In our weekly spot where we chat about mental health, Sarah’s sending a message to her younger self. And it’s a short one.
In 2018 I stumbled across a writing project aimed at celebrating the 100th anniversary of the women’s suffrage movement achieving a notable win, in the UK.
Each day, for 100 days, amazing women were able to tell a story about a significant time in their life; from childhood days, to becoming parents, dream job opportunities, and more. I read so many of these stories and was fascinated by the women behind them.
One jumped out at me, in particular. It was a piece written by Manchester based writer Alex Keelan, in which she wrote a letter of reassurance, empathy, and hope to her teenage self.
Ever since then I have been drawn to the idea of writing a letter to my past self. And the idea hasn’t always been mine; it was raised as part of my CBT journey in 2023, and as someone who journals it has been suggested to help deal with my past, my present, and my future.
But what would I say? There are many things that could be said, about so many elements of the last 41 years. Where do I start?
In need of inspiration, I’ve read Alex Keelan’s letter many times. I have read many other versions that are available online. And the number of notes strewn around me show I have no shortage of ideas.
There is one thing I want to say to myself, more than anything else, though. The one thing that returns, again and again. And again.
Dear Sarah,
I am sorry.
That’s it.
So, what am I sorry about?
Not everything in my life that has happened to me has been because of my decisions or actions. Not everything I have suffered was within my control. Not everything I feel is any different to what anyone else may feel. That was accepted a long time ago.
I don’t apologise for any of that.
Instead, I apologise for how I spoke to myself. All other people aside, I can’t deny that I have been one of my own bullies, in life.

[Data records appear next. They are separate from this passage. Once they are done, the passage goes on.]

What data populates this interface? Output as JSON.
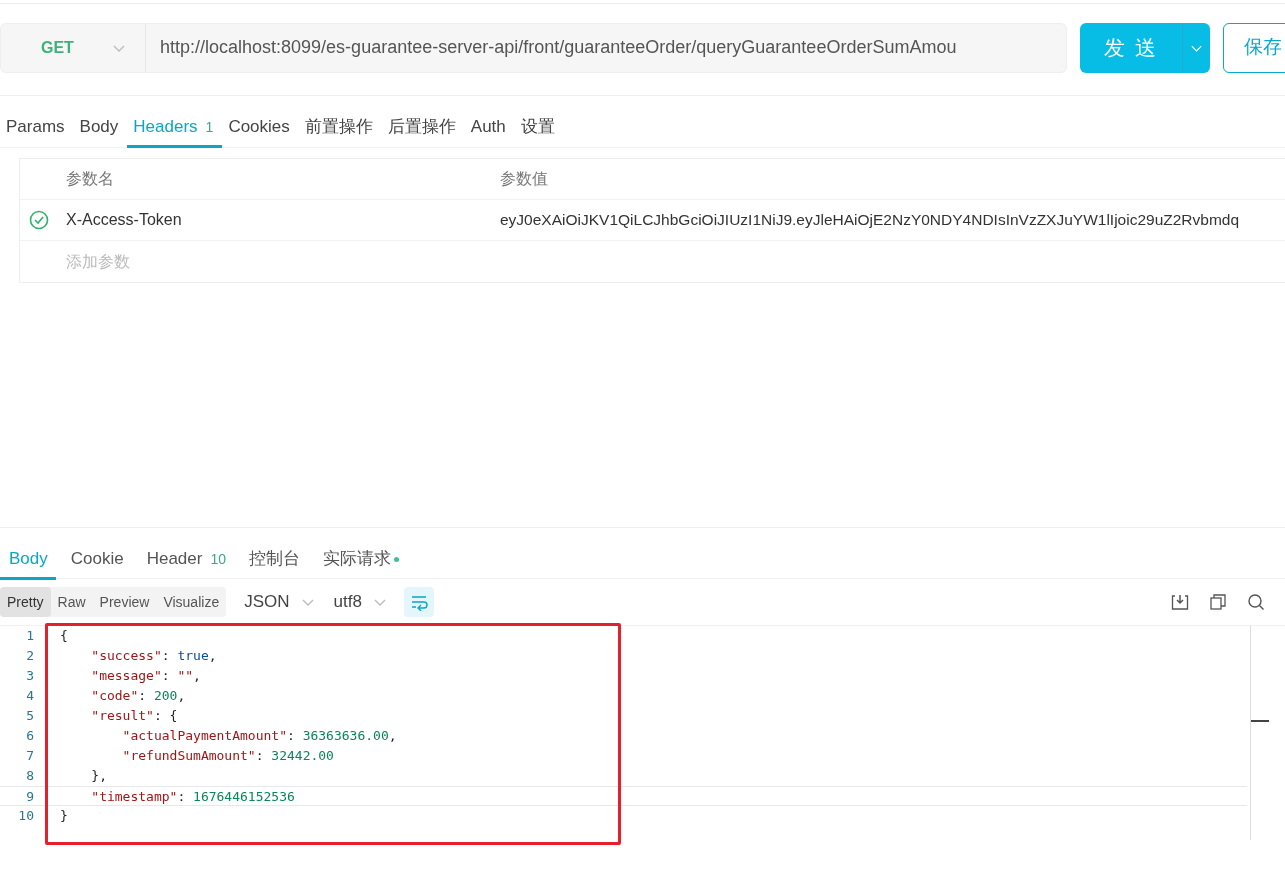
{
  "request": {
    "method": "GET",
    "url": "http://localhost:8099/es-guarantee-server-api/front/guaranteeOrder/queryGuaranteeOrderSumAmou",
    "send_label": "发 送",
    "save_label": "保存"
  },
  "request_tabs": [
    {
      "label": "Params",
      "selected": false
    },
    {
      "label": "Body",
      "selected": false
    },
    {
      "label": "Headers",
      "count": "1",
      "selected": true
    },
    {
      "label": "Cookies",
      "selected": false
    },
    {
      "label": "前置操作",
      "selected": false
    },
    {
      "label": "后置操作",
      "selected": false
    },
    {
      "label": "Auth",
      "selected": false
    },
    {
      "label": "设置",
      "selected": false
    }
  ],
  "headers_table": {
    "columns": [
      "参数名",
      "参数值"
    ],
    "rows": [
      {
        "enabled": true,
        "name": "X-Access-Token",
        "value": "eyJ0eXAiOiJKV1QiLCJhbGciOiJIUzI1NiJ9.eyJleHAiOjE2NzY0NDY4NDIsInVzZXJuYW1lIjoic29uZ2Rvbmdq"
      }
    ],
    "add_placeholder": "添加参数"
  },
  "response_tabs": [
    {
      "label": "Body",
      "selected": true
    },
    {
      "label": "Cookie",
      "selected": false
    },
    {
      "label": "Header",
      "count": "10",
      "selected": false
    },
    {
      "label": "控制台",
      "selected": false
    },
    {
      "label": "实际请求",
      "dot": true,
      "selected": false
    }
  ],
  "view_modes": [
    {
      "label": "Pretty",
      "selected": true
    },
    {
      "label": "Raw",
      "selected": false
    },
    {
      "label": "Preview",
      "selected": false
    },
    {
      "label": "Visualize",
      "selected": false
    }
  ],
  "format": "JSON",
  "encoding": "utf8",
  "wrap_on": true,
  "code_lines": [
    {
      "number": "1",
      "current": false,
      "tokens": [
        {
          "kind": "punct",
          "text": "{"
        }
      ]
    },
    {
      "number": "2",
      "current": false,
      "tokens": [
        {
          "kind": "key",
          "text": "    \"success\""
        },
        {
          "kind": "punct",
          "text": ": "
        },
        {
          "kind": "bool",
          "text": "true"
        },
        {
          "kind": "punct",
          "text": ","
        }
      ]
    },
    {
      "number": "3",
      "current": false,
      "tokens": [
        {
          "kind": "key",
          "text": "    \"message\""
        },
        {
          "kind": "punct",
          "text": ": "
        },
        {
          "kind": "string",
          "text": "\"\""
        },
        {
          "kind": "punct",
          "text": ","
        }
      ]
    },
    {
      "number": "4",
      "current": false,
      "tokens": [
        {
          "kind": "key",
          "text": "    \"code\""
        },
        {
          "kind": "punct",
          "text": ": "
        },
        {
          "kind": "number",
          "text": "200"
        },
        {
          "kind": "punct",
          "text": ","
        }
      ]
    },
    {
      "number": "5",
      "current": false,
      "tokens": [
        {
          "kind": "key",
          "text": "    \"result\""
        },
        {
          "kind": "punct",
          "text": ": {"
        }
      ]
    },
    {
      "number": "6",
      "current": false,
      "tokens": [
        {
          "kind": "key",
          "text": "        \"actualPaymentAmount\""
        },
        {
          "kind": "punct",
          "text": ": "
        },
        {
          "kind": "number",
          "text": "36363636.00"
        },
        {
          "kind": "punct",
          "text": ","
        }
      ]
    },
    {
      "number": "7",
      "current": false,
      "tokens": [
        {
          "kind": "key",
          "text": "        \"refundSumAmount\""
        },
        {
          "kind": "punct",
          "text": ": "
        },
        {
          "kind": "number",
          "text": "32442.00"
        }
      ]
    },
    {
      "number": "8",
      "current": false,
      "tokens": [
        {
          "kind": "punct",
          "text": "    },"
        }
      ]
    },
    {
      "number": "9",
      "current": true,
      "tokens": [
        {
          "kind": "key",
          "text": "    \"timestamp\""
        },
        {
          "kind": "punct",
          "text": ": "
        },
        {
          "kind": "number",
          "text": "1676446152536"
        }
      ]
    },
    {
      "number": "10",
      "current": false,
      "tokens": [
        {
          "kind": "punct",
          "text": "}"
        }
      ]
    }
  ],
  "annotation": {
    "kind": "highlight-frame",
    "color": "#e3202c"
  }
}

Sorry for the way I didn’t practice self-care sooner or reach out for support that could have helped before it was too late. Sorry for putting roadblocks in my own way and then wondering why I couldn’t move forward. Sorry for all the times I convinced myself I deserved only bad things ‘because I wasn’t worth anything good’. Sorry for not allowing myself to trust my own instincts or act on patterns of behaviour that I was able to see.
Life didn’t work out how I expected it to – I am chronically single and will never be the mother I dreamed of being. It is sad, but it is beyond my control. I can’t force people to have romantic feelings for me or force my body to produce an entirely new person it isn’t capable of carrying.
But I am sorrier about the fact that I spent all those years beating myself up and suffering in silence about how lonely I am, and how I didn’t speak out about my (now failed) pregnancies when I learned of them.
Maybe I can write a letter – or fifty – to my past and future self. It seems like it could be rather cathartic, if I do it right.
But mainly what it boils down to is three words; I am sorry.
I am sorry I was my own worst enemy when all I needed was to be my friend.
Why are we so bad at loving ourselves?
What would you like to say to your younger self, if given the opportunity?